Biden also lauded a separate US-European Union steel agreement announced Sunday as a chance to curb imports of “dirty” Chinese steel forged by coal power. It’s another step toward potentially using Western markets as leverage to persuade China, the world’s top climate polluter, to ease up in its enthusiasm for coal power.

Rather than a quick fix, “Glasgow is the beginning of this decade race, if you will,” Biden’s climate envoy, John Kerry, had told reporters Sunday. Kerry also defended the outcome of the G20 meeting in Rome, where leaders agreed on a series of measures, including formalizing a pledge to cut off international subsidies for dirty-burning, coal-fired power plants. But G-20 leaders offered more vague pledges than commitments of firm action, saying they would seek carbon neutrality “by or around mid-century.”

Since the signing of the Paris Agreement in 2015 with the goal of reducing its carbon footprint, the US has actually increased carbon emissions, but steps have been taken in thye opposite direction, while major polluters like China, Russia and Saudi Arabia have no immediate intention of following suit.

Biden told reporters Sunday night he personally found the outcome of the Rome summit “disappointing,” because “not only Russia but China basically didn’t show up in terms of any commitments to deal with climate changes.”

The Biden administration Monday released its strategy for turning talk into reality in transforming the country into an entirely clean energy nation by 2050. The long-term plan, filed in compliance with the Paris agreement, lays out a United States increasingly running on wind, solar and other clean energy, Americans zipping around in electric vehicles and on mass transit, state-of-the-art technology and wide open spaces carefully preserved to soak up carbon dioxide from the air.

The Biden administration has succeeded, over 10 months of diplomacy leading up to the Glasgow summit, in helping win significant new climate pledges from allies.

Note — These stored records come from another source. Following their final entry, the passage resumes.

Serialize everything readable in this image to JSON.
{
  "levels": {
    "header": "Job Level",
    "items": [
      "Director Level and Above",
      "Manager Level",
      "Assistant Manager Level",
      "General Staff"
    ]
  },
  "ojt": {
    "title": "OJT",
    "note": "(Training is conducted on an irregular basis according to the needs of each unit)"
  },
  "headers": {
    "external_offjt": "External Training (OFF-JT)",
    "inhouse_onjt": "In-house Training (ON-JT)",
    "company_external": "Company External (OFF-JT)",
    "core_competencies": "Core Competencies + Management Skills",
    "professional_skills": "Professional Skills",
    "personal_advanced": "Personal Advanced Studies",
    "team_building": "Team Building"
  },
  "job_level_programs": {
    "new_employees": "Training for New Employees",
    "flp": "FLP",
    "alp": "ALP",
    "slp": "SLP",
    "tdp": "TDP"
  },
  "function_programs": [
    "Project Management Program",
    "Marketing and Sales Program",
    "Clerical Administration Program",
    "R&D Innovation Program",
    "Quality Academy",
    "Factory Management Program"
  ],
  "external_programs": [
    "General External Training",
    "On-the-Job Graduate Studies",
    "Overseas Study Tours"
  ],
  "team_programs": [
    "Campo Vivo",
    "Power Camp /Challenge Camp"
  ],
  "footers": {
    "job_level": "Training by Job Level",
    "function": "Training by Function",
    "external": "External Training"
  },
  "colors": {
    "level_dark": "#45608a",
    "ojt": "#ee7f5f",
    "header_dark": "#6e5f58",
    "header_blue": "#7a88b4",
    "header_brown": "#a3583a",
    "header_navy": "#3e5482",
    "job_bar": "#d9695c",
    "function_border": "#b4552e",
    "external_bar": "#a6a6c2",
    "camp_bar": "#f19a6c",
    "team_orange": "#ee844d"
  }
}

That includes persuading many foreign governments to set more ambitious targets for emissions cuts, promoting a global pledge to cut emissions of a potent climate harm, methane, and the promise from leading economies to end funding for coal energy abroad.

European leaders make clear they are happy to see Biden and the U.S. back in the climate effort after his predecessor, Donald Trump, turned his back on the Paris accord and on allies in general. European Commission President Ursula von der Leyen smiled at Biden throughout the announcement on Sunday’s steel deal, calling him “dear Joe.”